The re-release of Bombadil’s first full-length album, Tarpits And Canyonlands, is a variety of indie folk rock tracks, with both worldly and minimal instrumentation that delve into a variety of relatable issues and intuitions. From the opening track “I Am,” the band’s vocal versatility and harmonizing ability is a pleasant introduction, featuring each member’s voice happily chanting, “Building you a pyramid,” over and over. Sometimes sounding like Simon And Garfunkel, sometimes The Proclaimers, Bombadil are an indie folk rock group with a range of unique sounds that help encapsulate the issues they sing about.

There are songs that seem lackluster in musicality compared to others on the album, but between the brushes there are plenty of anecdotal and meaningful lyrics and a few standout tracks that must be heard. The song “Honeymoon” is an upbeat, catchy song with a prominent piano riff and a message about what lies beyond the first happy, magic-filled weeks of a marriage. In “So Many Ways To Die,” acoustic guitars begin to layer and create a beautiful wall of sound in front of a thunderous bass drum beat that accompanies the somewhat sorrowful lyrics.
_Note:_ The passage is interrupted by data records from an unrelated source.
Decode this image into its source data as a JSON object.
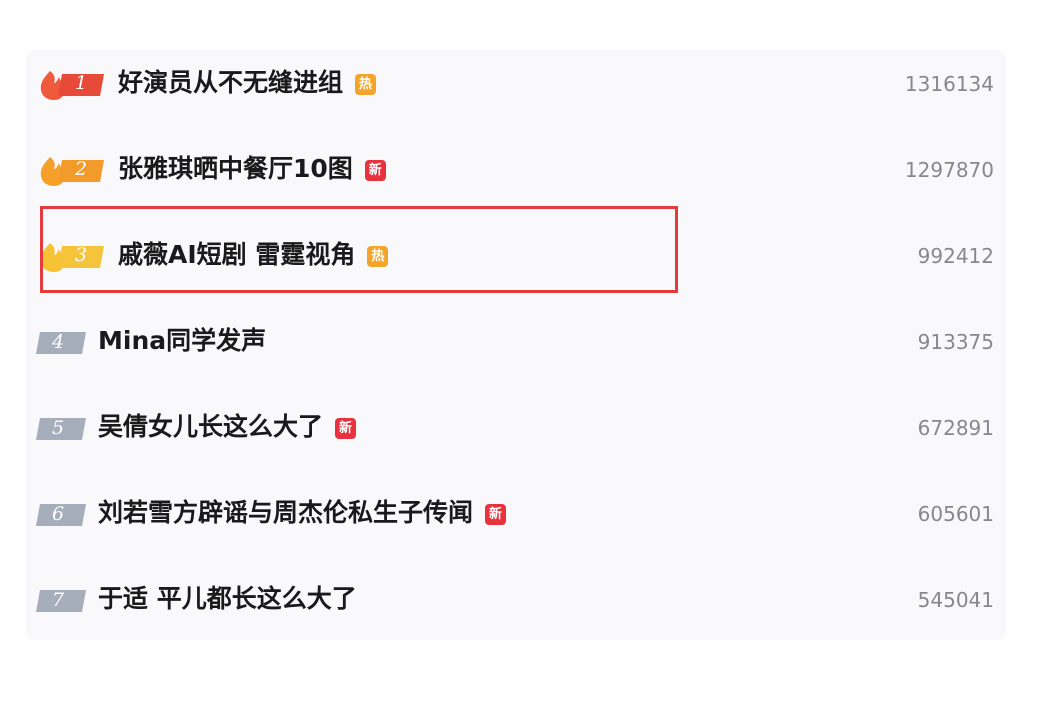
{
  "colors": {
    "flame_rank1": "#f05a3c",
    "flame_rank2": "#f5a028",
    "flame_rank3": "#f7c233",
    "plain_rank": "#a6aebb",
    "hot_badge": "#f3a52b",
    "new_badge": "#e8333f",
    "highlight_border": "#e53b3f"
  },
  "hot_list": [
    {
      "rank": "1",
      "title": "好演员从不无缝进组",
      "badge": "热",
      "badge_type": "hot",
      "count": "1316134",
      "rank_style": "flame-red"
    },
    {
      "rank": "2",
      "title": "张雅琪晒中餐厅10图",
      "badge": "新",
      "badge_type": "new",
      "count": "1297870",
      "rank_style": "flame-orange"
    },
    {
      "rank": "3",
      "title": "戚薇AI短剧 雷霆视角",
      "badge": "热",
      "badge_type": "hot",
      "count": "992412",
      "rank_style": "flame-yellow"
    },
    {
      "rank": "4",
      "title": "Mina同学发声",
      "badge": "",
      "badge_type": "none",
      "count": "913375",
      "rank_style": "plain"
    },
    {
      "rank": "5",
      "title": "吴倩女儿长这么大了",
      "badge": "新",
      "badge_type": "new",
      "count": "672891",
      "rank_style": "plain"
    },
    {
      "rank": "6",
      "title": "刘若雪方辟谣与周杰伦私生子传闻",
      "badge": "新",
      "badge_type": "new",
      "count": "605601",
      "rank_style": "plain"
    },
    {
      "rank": "7",
      "title": "于适 平儿都长这么大了",
      "badge": "",
      "badge_type": "none",
      "count": "545041",
      "rank_style": "plain"
    }
  ]
}
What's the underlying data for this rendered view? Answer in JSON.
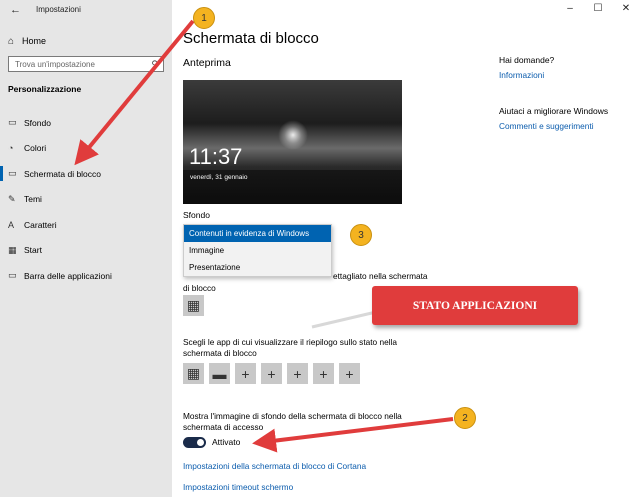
{
  "window": {
    "title": "Impostazioni",
    "back": "←",
    "minimize": "–",
    "maximize": "☐",
    "close": "✕"
  },
  "sidebar": {
    "home": {
      "label": "Home",
      "icon": "⌂"
    },
    "search_placeholder": "Trova un'impostazione",
    "search_icon": "⚲",
    "section": "Personalizzazione",
    "items": [
      {
        "label": "Sfondo",
        "icon": "▭",
        "active": false
      },
      {
        "label": "Colori",
        "icon": "◔",
        "active": false
      },
      {
        "label": "Schermata di blocco",
        "icon": "▭",
        "active": true
      },
      {
        "label": "Temi",
        "icon": "✎",
        "active": false
      },
      {
        "label": "Caratteri",
        "icon": "A",
        "active": false
      },
      {
        "label": "Start",
        "icon": "▦",
        "active": false
      },
      {
        "label": "Barra delle applicazioni",
        "icon": "▭",
        "active": false
      }
    ]
  },
  "main": {
    "title": "Schermata di blocco",
    "preview_heading": "Anteprima",
    "preview_time": "11:37",
    "preview_date": "venerdì, 31 gennaio",
    "background_label": "Sfondo",
    "background_options": [
      "Contenuti in evidenza di Windows",
      "Immagine",
      "Presentazione"
    ],
    "background_selected": "Contenuti in evidenza di Windows",
    "detail_text_a": "ettagliato nella schermata",
    "detail_text_b": "di blocco",
    "calendar_icon": "▦",
    "status_text": "Scegli le app di cui visualizzare il riepilogo sullo stato nella schermata di blocco",
    "status_apps": [
      "▦",
      "▬",
      "+",
      "+",
      "+",
      "+",
      "+"
    ],
    "bg_text": "Mostra l'immagine di sfondo della schermata di blocco nella schermata di accesso",
    "toggle_label": "Attivato",
    "toggle_on": true,
    "link_cortana": "Impostazioni della schermata di blocco di Cortana",
    "link_timeout": "Impostazioni timeout schermo"
  },
  "help": {
    "question": "Hai domande?",
    "info_link": "Informazioni",
    "improve": "Aiutaci a migliorare Windows",
    "feedback_link": "Commenti e suggerimenti"
  },
  "annotations": {
    "bubble_1": "1",
    "bubble_2": "2",
    "bubble_3": "3",
    "banner": "STATO APPLICAZIONI",
    "arrow_color": "#e03c3c",
    "bubble_color": "#f4b320"
  }
}
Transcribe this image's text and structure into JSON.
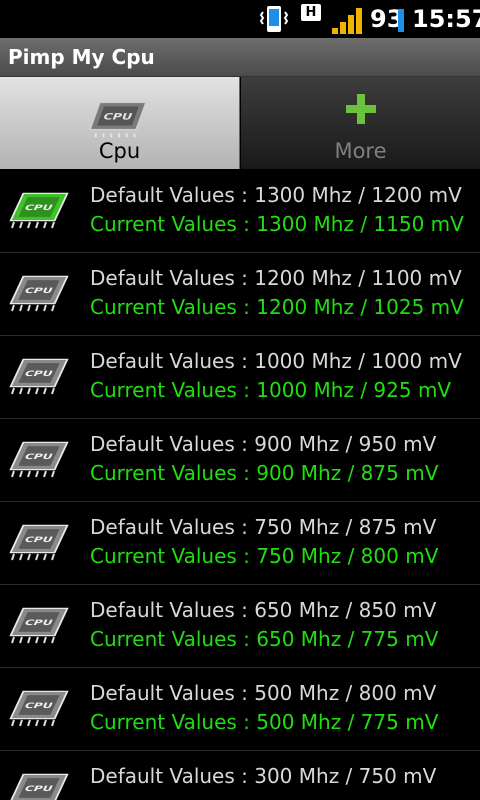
{
  "status_bar": {
    "network_type": "H",
    "battery_percent": "93",
    "time": "15:57",
    "icons": [
      "phone-vibrate-icon",
      "hsdpa-icon",
      "signal-strength-icon",
      "battery-icon"
    ],
    "battery_color": "#1e8fe8",
    "signal_color": "#f0b400"
  },
  "app": {
    "title": "Pimp My Cpu"
  },
  "tabs": [
    {
      "label": "Cpu",
      "icon": "cpu-chip-icon",
      "selected": true
    },
    {
      "label": "More",
      "icon": "plus-icon",
      "selected": false
    }
  ],
  "colors": {
    "default_text": "#d8d8d8",
    "current_text": "#22dd11",
    "plus_icon": "#6cc23a",
    "active_chip": "#3ec22a",
    "inactive_chip": "#8a8a8a"
  },
  "frequencies": [
    {
      "default": "Default Values : 1300 Mhz / 1200 mV",
      "current": "Current Values : 1300 Mhz / 1150 mV",
      "active": true,
      "icon": "cpu-chip-active-icon"
    },
    {
      "default": "Default Values : 1200 Mhz / 1100 mV",
      "current": "Current Values : 1200 Mhz / 1025 mV",
      "active": false,
      "icon": "cpu-chip-icon"
    },
    {
      "default": "Default Values : 1000 Mhz / 1000 mV",
      "current": "Current Values : 1000 Mhz / 925 mV",
      "active": false,
      "icon": "cpu-chip-icon"
    },
    {
      "default": "Default Values : 900 Mhz / 950 mV",
      "current": "Current Values : 900 Mhz / 875 mV",
      "active": false,
      "icon": "cpu-chip-icon"
    },
    {
      "default": "Default Values : 750 Mhz / 875 mV",
      "current": "Current Values : 750 Mhz / 800 mV",
      "active": false,
      "icon": "cpu-chip-icon"
    },
    {
      "default": "Default Values : 650 Mhz / 850 mV",
      "current": "Current Values : 650 Mhz / 775 mV",
      "active": false,
      "icon": "cpu-chip-icon"
    },
    {
      "default": "Default Values : 500 Mhz / 800 mV",
      "current": "Current Values : 500 Mhz / 775 mV",
      "active": false,
      "icon": "cpu-chip-icon"
    },
    {
      "default": "Default Values : 300 Mhz / 750 mV",
      "current": "",
      "active": false,
      "icon": "cpu-chip-icon"
    }
  ]
}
In the most emotive song on the album, the piano-only “Matthew” finds the singer belting out line after line in a similar fashion to Brand New’s “Failure By Design” that crescendos into a heartfelt yell at the end.

While some track shine bright and others seem dim, Bombadil’s debut album still feels fresh and enticing five years after its initial release. Whether the band incorporates Spanish rhythms and lyrics heard in “Laurita” or horns in their military dirge-sounding “25 Daniels,” the diversity in the music is an exciting response to the inquisitive lyrics. All in all it may not feel like a unified record, but Tarpits And Canyonlands has enough enticing numbers for listeners to engage.